I’ll keep this as generic as I can, but I’ve used the techniques I will cover across multiple schedulers, CPUs and GPUs and compute & memory bound processes. The specifics of how exactly any of these techniques would be implemented will vary from one system to another and may be somewhat dependent on the capabilities of your chosen scheduler.
First up, and a seemingly popular topic at the moment; what you thought was a compute bound process is actually memory bound (shocker huh! 😆 you’ll have to forgive the HPC nerds among us for rolling their eyes 🙄 at this point). The first thing you should try: Oversubscription.
Somewhat counterintuitively, I have had success with this approach for both CPU (and RAM) bound processes as well as GPU (and VRAM) bound applications. One of things we tend to forget is that the operating system itself is remarkably good at scheduling competing workloads on the same host. Leverage this. Let your HPC scheduler oversubscribe each host. A combination in the natural variation of job times and the operating system’s ability to prioritise workload will mean you are able to use “idle” (while accessing memory) compute time. To be clear, I am referring here to workload that is constrained by the speed at which memory can be accessed, not the total amount of memory available.
The exact ratio by which you oversubscribe the compute resource (CPU or GPU) is generally a function of the workload and if you are running multiple different workloads this can get more difficult to manage effectively.
This is also not a get out of jail free card.
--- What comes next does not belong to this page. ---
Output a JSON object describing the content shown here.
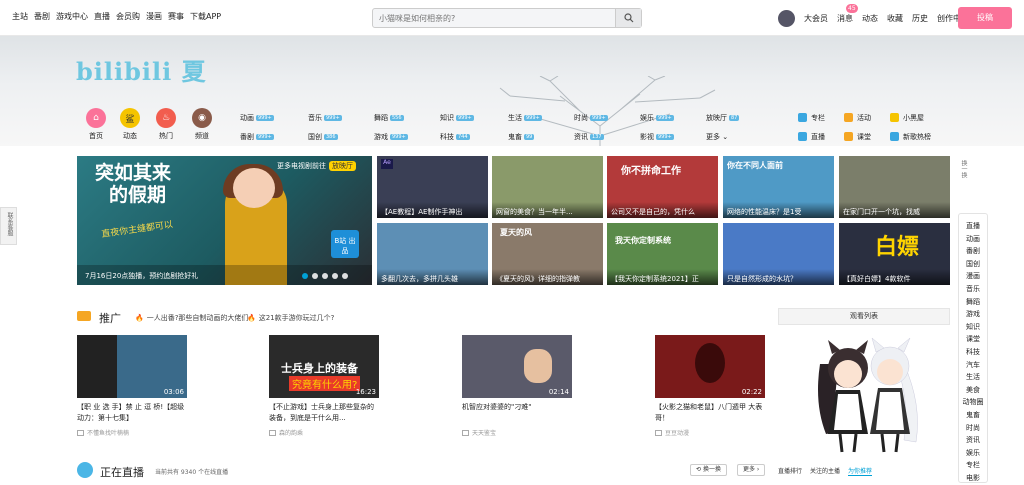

You will need to balance time to result with throughput as you tweak the oversubscription and changes in job patterns over time need to be monitored to ensure consistent performance. Large (short term) variations in jobs can also result in significantly worse results.
Used properly however (lots of instrumentation and observability of your environment is key!), this is a valuable technique, and I’ve seen significant improvements in performance adopting it in the past.